Theoretically, the influence of normative accuracy – the extent to which an individual references others against a norm – should be higher when perceivers and targets share a cultural background. On the one hand, normative accuracy is the product of experience. The more muembers of a group you meet, the better you estimate average behaviors. On the other hand, cultural norms also shape who we seek to become and how we express ourselves.

Perceived similarity, on the other hand, can bias the perceiver towards seeing her own distinctive traits in others, at least when she likes or in some way identifies with those others. For example, an ethnographer may tend to see informants that he likes as being more similar to him than they actual are and informants that he dislikes as either being contrasted against his perceptions of himself or more similar to his perception of the “average” informant.

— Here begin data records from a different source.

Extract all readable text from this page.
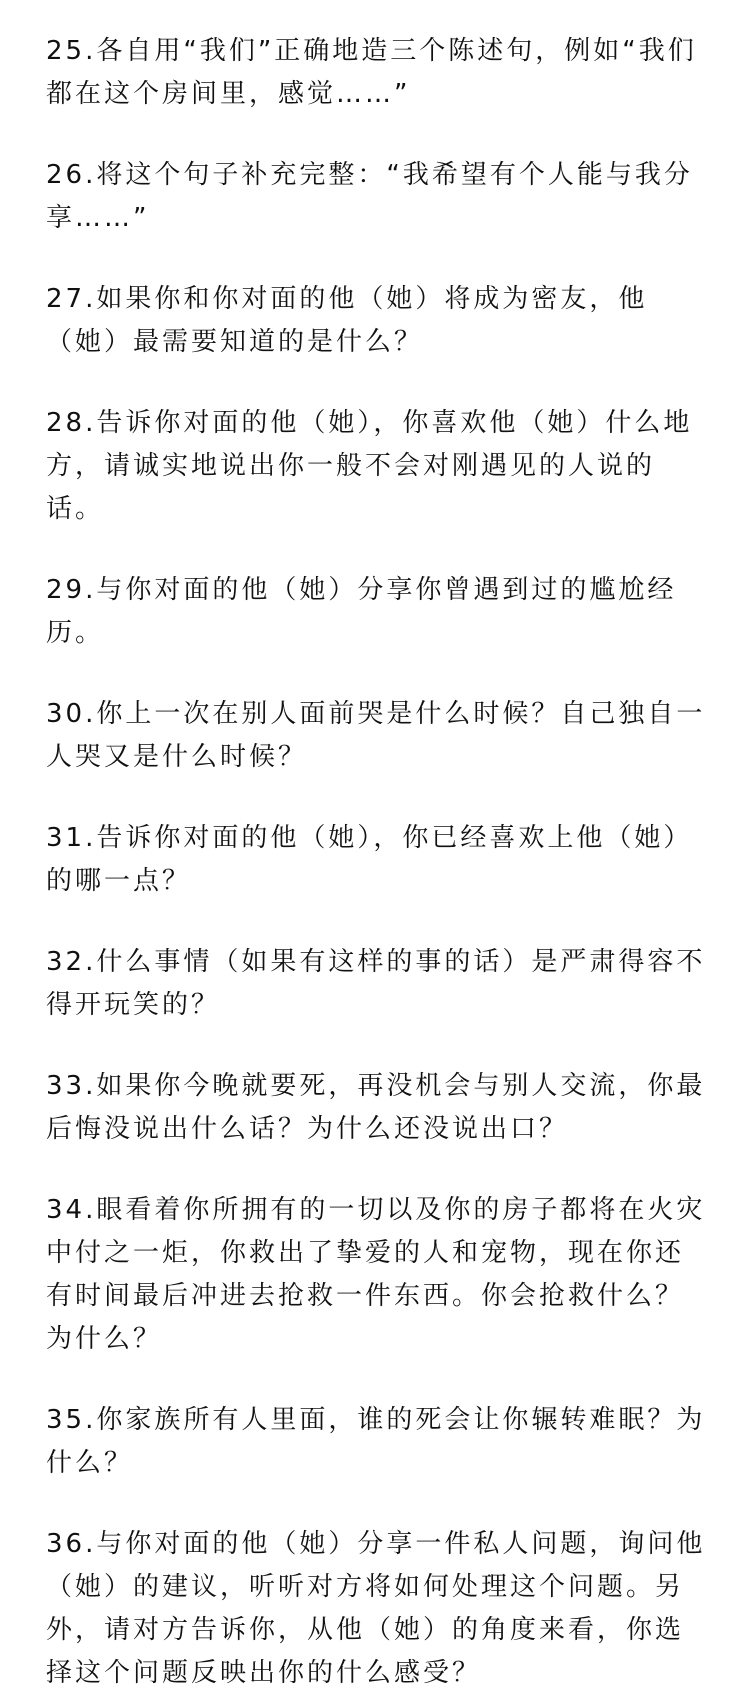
25.各自用“我们”正确地造三个陈述句，例如“我们都在这个房间里，感觉……”

26.将这个句子补充完整：“我希望有个人能与我分享……”

27.如果你和你对面的他（她）将成为密友，他（她）最需要知道的是什么？

28.告诉你对面的他（她），你喜欢他（她）什么地方，请诚实地说出你一般不会对刚遇见的人说的话。

29.与你对面的他（她）分享你曾遇到过的尴尬经历。

30.你上一次在别人面前哭是什么时候？自己独自一人哭又是什么时候？

31.告诉你对面的他（她），你已经喜欢上他（她）的哪一点？

32.什么事情（如果有这样的事的话）是严肃得容不得开玩笑的？

33.如果你今晚就要死，再没机会与别人交流，你最后悔没说出什么话？为什么还没说出口？

34.眼看着你所拥有的一切以及你的房子都将在火灾中付之一炬，你救出了挚爱的人和宠物，现在你还有时间最后冲进去抢救一件东西。你会抢救什么？为什么？

35.你家族所有人里面，谁的死会让你辗转难眠？为什么？

36.与你对面的他（她）分享一件私人问题，询问他（她）的建议，听听对方将如何处理这个问题。另外，请对方告诉你，从他（她）的角度来看，你选择这个问题反映出你的什么感受？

When perceptions of normativity are less established, however, the target’s distinctiveness should be less biasing, given that the ethnographer may not know what traits are distinctive and what traits are common. In other words, as the ethnographer’s perception of the actual averages for the group of informants changes, the roles of similarity and distinctiveness may change as well.

One takeaway for the ethnographer, then, is to exercise greater caution and give attention to the influence of presumed normative behaviors, perceived similarity (or lack thereof), and target distinctiveness. However, where a round robin design is practical, the ethnographer could also apply this observational research to the field. Given a culturally-validated scale, the ethnographer could compare the respective roles of these different influences on person perception across cultures. Other analysis could compare normative accuracy as determined by the actual average ratings for the groups to stereotypic accuracy – as determined by participant ratings of an imaginary “average person.”

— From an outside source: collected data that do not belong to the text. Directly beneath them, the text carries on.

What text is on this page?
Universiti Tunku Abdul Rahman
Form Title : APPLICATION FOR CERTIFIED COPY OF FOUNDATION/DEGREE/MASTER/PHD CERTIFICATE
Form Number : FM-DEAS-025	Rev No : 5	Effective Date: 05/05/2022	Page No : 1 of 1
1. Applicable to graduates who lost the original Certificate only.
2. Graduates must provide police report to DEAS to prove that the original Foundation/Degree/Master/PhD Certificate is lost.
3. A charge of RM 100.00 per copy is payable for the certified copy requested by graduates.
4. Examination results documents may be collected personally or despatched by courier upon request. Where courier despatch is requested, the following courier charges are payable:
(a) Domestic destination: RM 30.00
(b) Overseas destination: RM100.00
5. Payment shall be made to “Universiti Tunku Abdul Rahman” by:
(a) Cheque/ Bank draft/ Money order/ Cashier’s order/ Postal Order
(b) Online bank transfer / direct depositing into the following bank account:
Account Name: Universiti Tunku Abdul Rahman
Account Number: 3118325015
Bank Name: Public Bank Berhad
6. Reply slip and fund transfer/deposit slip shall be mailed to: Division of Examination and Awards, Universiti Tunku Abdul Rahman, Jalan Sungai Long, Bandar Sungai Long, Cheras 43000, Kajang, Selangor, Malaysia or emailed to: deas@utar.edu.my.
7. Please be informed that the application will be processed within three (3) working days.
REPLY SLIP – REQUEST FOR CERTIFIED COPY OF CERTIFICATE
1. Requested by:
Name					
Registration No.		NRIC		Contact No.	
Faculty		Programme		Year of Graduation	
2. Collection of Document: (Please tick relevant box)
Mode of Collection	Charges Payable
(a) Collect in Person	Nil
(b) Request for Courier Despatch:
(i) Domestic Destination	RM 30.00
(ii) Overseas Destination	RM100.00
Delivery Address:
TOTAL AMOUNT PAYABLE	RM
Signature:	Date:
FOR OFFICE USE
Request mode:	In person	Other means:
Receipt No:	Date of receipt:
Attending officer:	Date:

This quantified data could be used to contextualize participant observation and in depth interviews.

Other Considerations – What is Accuracy?:

Accuracy is multi-dimensional. For example, if asked to judge the prevalence of a certain trait in different social groups, a person could have poor absolute accuracy. In that case, they might consistently underestimate or overestimate the prevalence in each group. However, they might still have good relative accuracy – judging the differences between groups well.  As in the discussion above, accuracy is a continuous variable and it can increase or decrease over time. Our stereotyping intervention, for example, targeted absolute accuracy for a target social group. It could be expanded to target absolute accuracy for both the target’s social group and for the perceiver’s. Relative accuracy would then take care of itself.

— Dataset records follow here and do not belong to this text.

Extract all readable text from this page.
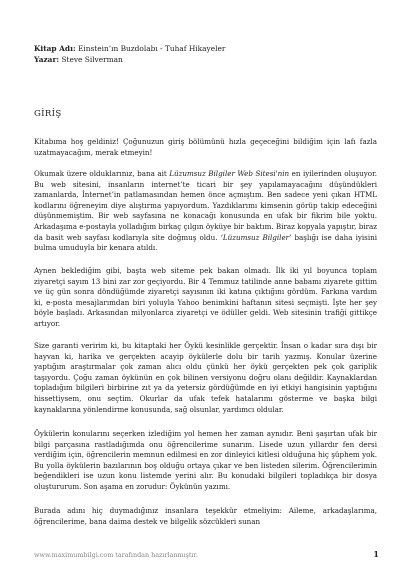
Kitap Adı: Einstein’ın Buzdolabı - Tuhaf Hikayeler
Yazar: Steve Silverman
GİRİŞ

Kitabıma hoş geldiniz! Çoğunuzun giriş bölümünü hızla geçeceğini bildiğim için lafı fazla uzatmayacağım, merak etmeyin!

Okumak üzere olduklarınız, bana ait Lüzumsuz Bilgiler Web Sitesi'nin en iyilerinden oluşuyor. Bu web sitesini, insanların internet’te ticari bir şey yapılamayacağını düşündükleri zamanlarda, İnternet’in patlamasından hemen önce açmıştım. Ben sadece yeni çıkan HTML kodlarını öğreneyim diye alıştırma yapıyordum. Yazdıklarımı kimsenin görüp takip edeceğini düşünmemiştim. Bir web sayfasına ne konacağı konusunda en ufak bir fikrim bile yoktu. Arkadaşıma e-postayla yolladığım birkaç çılgın öyküye bir baktım. Biraz kopyala yapıştır, biraz da basit web sayfası kodlarıyla site doğmuş oldu. ‘Lüzumsuz Bilgiler’ başlığı ise daha iyisini bulma umuduyla bir kenara atıldı.

Aynen beklediğim gibi, başta web siteme pek bakan olmadı. İlk iki yıl boyunca toplam ziyaretçi sayım 13 bini zar zor geçiyordu. Bir 4 Temmuz tatilinde anne babamı ziyarete gittim ve üç gün sonra döndüğümde ziyaretçi sayısının iki katına çıktığını gördüm. Farkına vardım ki, e-posta mesajlarımdan biri yoluyla Yahoo benimkini haftanın sitesi seçmişti. İşte her şey böyle başladı. Arkasından milyonlarca ziyaretçi ve ödüller geldi. Web sitesinin trafiği gittikçe artıyor.

Size garanti veririm ki, bu kitaptaki her Öykü kesinlikle gerçektir. İnsan o kadar sıra dışı bir hayvan ki, harika ve gerçekten acayip öykülerle dolu bir tarih yazmış. Konular üzerine yaptığım araştırmalar çok zaman alıcı oldu çünkü her öykü gerçekten pek çok gariplik taşıyordu. Çoğu zaman öykünün en çok bilinen versiyonu doğru olanı değildir. Kaynaklardan topladığım bilgileri birbirine zıt ya da yetersiz gördüğümde en iyi etkiyi hangisinin yaptığını hissettiysem, onu seçtim. Okurlar da ufak tefek hatalarımı gösterme ve başka bilgi kaynaklarına yönlendirme konusunda, sağ olsunlar, yardımcı oldular.

Öykülerin konularını seçerken izlediğim yol hemen her zaman aynıdır. Beni şaşırtan ufak bir bilgi parçasına rastladığımda onu öğrencilerime sunarım. Lisede uzun yıllardır fen dersi verdiğim için, öğrencilerin memnun edilmesi en zor dinleyici kitlesi olduğuna hiç şüphem yok. Bu yolla öykülerin bazılarının boş olduğu ortaya çıkar ve ben listeden silerim. Öğrencilerimin beğendikleri ise uzun konu listemde yerini alır. Bu konudaki bilgileri topladıkça bir dosya oluştururum. Son aşama en zorudur: Öykünün yazımı.

Burada adını hiç duymadığınız insanlara teşekkür etmeliyim: Aileme, arkadaşlarıma, öğrencilerime, bana daima destek ve bilgelik sözcükleri sunan

www.maximumbilgi.com tarafından hazırlanmıştır.	1
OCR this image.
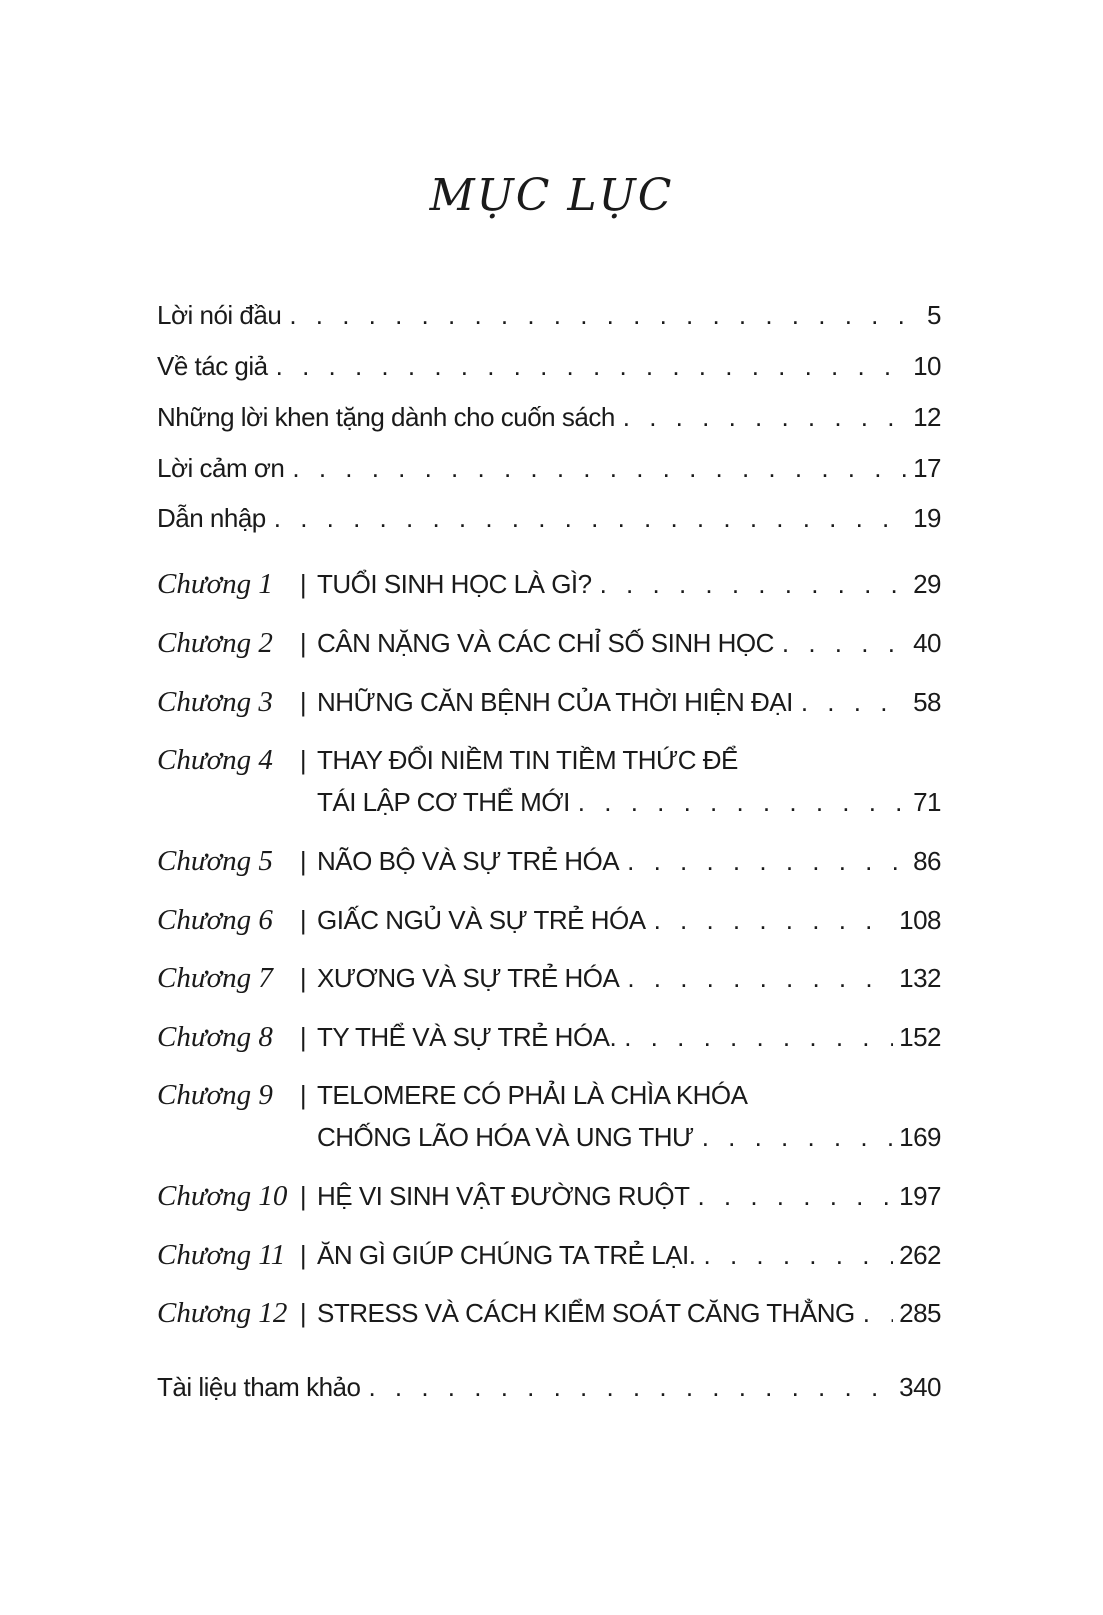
MỤC LỤC
Lời nói đầu . . .	5
Về tác giả . . .	10
Những lời khen tặng dành cho cuốn sách . . .	12
Lời cảm ơn . . .	17
Dẫn nhập . . .	19
Chương 1	| TUỔI SINH HỌC LÀ GÌ? . . .	29
Chương 2	| CÂN NẶNG VÀ CÁC CHỈ SỐ SINH HỌC . . .	40
Chương 3	| NHỮNG CĂN BỆNH CỦA THỜI HIỆN ĐẠI . . .	58
Chương 4	| THAY ĐỔI NIỀM TIN TIỀM THỨC ĐỂ
TÁI LẬP CƠ THỂ MỚI . . .	71
Chương 5	| NÃO BỘ VÀ SỰ TRẺ HÓA . . .	86
Chương 6	| GIẤC NGỦ VÀ SỰ TRẺ HÓA . . .	108
Chương 7	| XƯƠNG VÀ SỰ TRẺ HÓA . . .	132
Chương 8	| TY THỂ VÀ SỰ TRẺ HÓA. . . .	152
Chương 9	| TELOMERE CÓ PHẢI LÀ CHÌA KHÓA
CHỐNG LÃO HÓA VÀ UNG THƯ . . .	169
Chương 10 | HỆ VI SINH VẬT ĐƯỜNG RUỘT . . .	197
Chương 11 | ĂN GÌ GIÚP CHÚNG TA TRẺ LẠI. . . .	262
Chương 12 | STRESS VÀ CÁCH KIỂM SOÁT CĂNG THẲNG . . . 285
Tài liệu tham khảo . . .	340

Further, statistical measures of accuracy are blind to process. Other research examines how an observer learns about the group’s average rating on any trait. More research can disentangle the roles of shared social-desirability concerns, self-stereotyping, and other culturally-accessible influences on the self concept. These shared concerns could, for example, lead participants to report being more similar without actually being more similar.

Considering this relative complexity, stereotyping and prejudice interventions have to choose their target:

  • Improving the validity and reliability of the process by which we judge individual targets and target groups?
  • Improving the absolute accuracy of these judgments?
  • Improving the relative accuracy of these judgments?
  • Improving accuracy for certain traits, but not for others? (Accuracy may differ by trait).